Freitag, 31. Januar 2014

Philomena

Angesichts der emotionalen, von haarsträubendem Unrecht und bitteren Enttäuschungen durchsetzten Geschichte, die in Philomena erzählt wird, ist es verblüffend, dass sich die Verfilmung von Martin Sixsmiths Tatsachenbericht The Lost Child of Philomena Lee ausgerechnet durch Zurückhaltung und Balance auszeichnet. Auf einen internationalen Trailer voller Tränen und anschwellender Orchestermusik, der ein erhebendes "Inspired by true events"-Märchen versprach, folgt ein durch und durch wohl temperierter Film mit feinem Sinn für die Platzierung von heiteren und ernsteren Tönen, geschrieben von Steve Coogan und Jeff Pope und von Stephen Frears mit stiller Anmut inszeniert.
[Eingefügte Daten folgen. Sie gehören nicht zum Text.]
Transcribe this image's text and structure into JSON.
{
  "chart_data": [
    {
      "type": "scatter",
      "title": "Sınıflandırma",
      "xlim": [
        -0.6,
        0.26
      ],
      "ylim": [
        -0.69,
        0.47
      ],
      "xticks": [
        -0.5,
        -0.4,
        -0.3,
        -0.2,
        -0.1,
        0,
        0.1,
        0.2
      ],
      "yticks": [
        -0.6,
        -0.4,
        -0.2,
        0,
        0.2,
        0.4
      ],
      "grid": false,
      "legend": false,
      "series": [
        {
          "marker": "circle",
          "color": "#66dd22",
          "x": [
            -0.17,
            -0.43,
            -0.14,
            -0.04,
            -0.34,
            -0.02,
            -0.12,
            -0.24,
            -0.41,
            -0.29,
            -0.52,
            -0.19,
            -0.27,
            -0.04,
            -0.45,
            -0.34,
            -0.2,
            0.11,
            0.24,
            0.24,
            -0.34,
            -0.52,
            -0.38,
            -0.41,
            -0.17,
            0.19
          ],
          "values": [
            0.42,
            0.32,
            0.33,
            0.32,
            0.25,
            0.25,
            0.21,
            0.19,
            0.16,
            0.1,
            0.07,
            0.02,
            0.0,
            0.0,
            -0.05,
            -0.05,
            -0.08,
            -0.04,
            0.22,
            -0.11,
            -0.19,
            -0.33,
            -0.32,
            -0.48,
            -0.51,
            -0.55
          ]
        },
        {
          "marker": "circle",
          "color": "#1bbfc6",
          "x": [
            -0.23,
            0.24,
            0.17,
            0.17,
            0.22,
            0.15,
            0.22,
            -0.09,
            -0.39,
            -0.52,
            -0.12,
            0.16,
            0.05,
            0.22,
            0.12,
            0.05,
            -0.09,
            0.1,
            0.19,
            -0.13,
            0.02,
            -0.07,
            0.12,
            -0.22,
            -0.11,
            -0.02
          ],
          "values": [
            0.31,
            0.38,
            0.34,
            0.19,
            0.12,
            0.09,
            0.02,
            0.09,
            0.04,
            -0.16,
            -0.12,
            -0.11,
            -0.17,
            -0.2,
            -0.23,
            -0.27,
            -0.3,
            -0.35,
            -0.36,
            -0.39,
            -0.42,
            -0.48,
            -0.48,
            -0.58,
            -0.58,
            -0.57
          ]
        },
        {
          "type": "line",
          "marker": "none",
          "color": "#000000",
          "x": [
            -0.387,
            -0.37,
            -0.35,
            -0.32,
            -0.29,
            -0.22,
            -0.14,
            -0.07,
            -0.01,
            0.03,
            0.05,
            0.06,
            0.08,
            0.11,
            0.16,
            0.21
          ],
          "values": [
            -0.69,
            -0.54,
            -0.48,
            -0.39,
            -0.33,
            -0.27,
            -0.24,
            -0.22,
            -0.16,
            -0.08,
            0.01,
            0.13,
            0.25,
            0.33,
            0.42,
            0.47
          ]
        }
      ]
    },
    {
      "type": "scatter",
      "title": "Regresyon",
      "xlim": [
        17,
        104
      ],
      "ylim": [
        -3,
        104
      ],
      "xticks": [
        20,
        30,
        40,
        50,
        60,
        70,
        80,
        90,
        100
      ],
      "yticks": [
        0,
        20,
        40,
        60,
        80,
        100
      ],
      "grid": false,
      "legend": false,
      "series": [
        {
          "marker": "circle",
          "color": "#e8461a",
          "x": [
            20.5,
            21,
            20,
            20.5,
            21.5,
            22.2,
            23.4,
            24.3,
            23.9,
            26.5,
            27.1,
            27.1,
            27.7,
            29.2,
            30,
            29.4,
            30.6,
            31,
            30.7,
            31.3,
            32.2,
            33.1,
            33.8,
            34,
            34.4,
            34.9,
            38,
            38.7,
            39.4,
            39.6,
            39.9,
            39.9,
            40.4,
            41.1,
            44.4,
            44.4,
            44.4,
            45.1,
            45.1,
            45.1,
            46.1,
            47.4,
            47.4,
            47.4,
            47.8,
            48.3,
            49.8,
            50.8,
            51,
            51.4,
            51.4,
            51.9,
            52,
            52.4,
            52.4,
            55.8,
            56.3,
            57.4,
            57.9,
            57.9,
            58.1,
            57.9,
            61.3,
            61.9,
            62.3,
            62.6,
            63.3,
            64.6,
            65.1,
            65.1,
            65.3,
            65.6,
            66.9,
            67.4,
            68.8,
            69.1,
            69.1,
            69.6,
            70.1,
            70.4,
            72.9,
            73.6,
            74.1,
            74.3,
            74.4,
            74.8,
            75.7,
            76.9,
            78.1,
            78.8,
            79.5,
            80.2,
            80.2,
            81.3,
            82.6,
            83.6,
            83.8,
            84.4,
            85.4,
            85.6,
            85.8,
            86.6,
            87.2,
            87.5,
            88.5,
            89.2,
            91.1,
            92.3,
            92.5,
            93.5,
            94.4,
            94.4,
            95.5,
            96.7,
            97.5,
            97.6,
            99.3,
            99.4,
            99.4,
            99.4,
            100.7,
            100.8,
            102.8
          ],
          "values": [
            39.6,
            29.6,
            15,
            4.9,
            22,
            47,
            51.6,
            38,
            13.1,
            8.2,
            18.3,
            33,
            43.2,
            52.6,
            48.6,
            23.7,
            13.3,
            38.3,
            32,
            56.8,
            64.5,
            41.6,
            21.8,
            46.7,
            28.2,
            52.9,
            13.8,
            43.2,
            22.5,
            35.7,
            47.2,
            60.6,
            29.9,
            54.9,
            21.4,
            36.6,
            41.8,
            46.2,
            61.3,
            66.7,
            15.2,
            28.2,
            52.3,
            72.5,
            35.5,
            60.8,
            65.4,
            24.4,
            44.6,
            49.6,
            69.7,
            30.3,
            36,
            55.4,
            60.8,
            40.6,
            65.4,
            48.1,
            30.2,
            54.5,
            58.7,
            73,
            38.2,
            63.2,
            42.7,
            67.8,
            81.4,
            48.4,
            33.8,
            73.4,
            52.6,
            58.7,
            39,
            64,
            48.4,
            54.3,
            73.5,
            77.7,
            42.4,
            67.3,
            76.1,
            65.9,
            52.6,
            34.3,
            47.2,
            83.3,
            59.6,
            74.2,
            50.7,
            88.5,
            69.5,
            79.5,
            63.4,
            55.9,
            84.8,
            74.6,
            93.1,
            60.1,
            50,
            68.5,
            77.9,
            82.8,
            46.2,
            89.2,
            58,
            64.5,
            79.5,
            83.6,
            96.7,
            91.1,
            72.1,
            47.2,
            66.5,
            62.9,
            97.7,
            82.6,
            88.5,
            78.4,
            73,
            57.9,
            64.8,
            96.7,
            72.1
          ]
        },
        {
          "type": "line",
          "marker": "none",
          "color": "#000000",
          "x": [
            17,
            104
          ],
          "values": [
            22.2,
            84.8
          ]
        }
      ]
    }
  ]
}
Ein Grund dafür mag der neu ausgerichtete Fokus sein, den Coogan und Pope nicht auf das eigentliche Buch Sixsmiths legen – die von ihm recherchierte Biografie des amerikanischen Polit-Anwalts Michael A. Hess, der als Kind seiner unverheirateten Mutter, der Titel gebenden Philomena Lee, entrissen wurde –, sondern auf die Reise, in deren Zug sein Buch entstanden ist. Diese beginnt, als er (gespielt von Coogan), ein ehemaliger BBC-Journalist, aus dem öffentlichen Dienst entlassen wird und sich dazu bereit erklärt, für ein Klatschmagazin eine "Geschichte aus dem Leben" über Philomena Lee (Judi Dench) und ihre Suche nach ihrem Sohn zu schreiben.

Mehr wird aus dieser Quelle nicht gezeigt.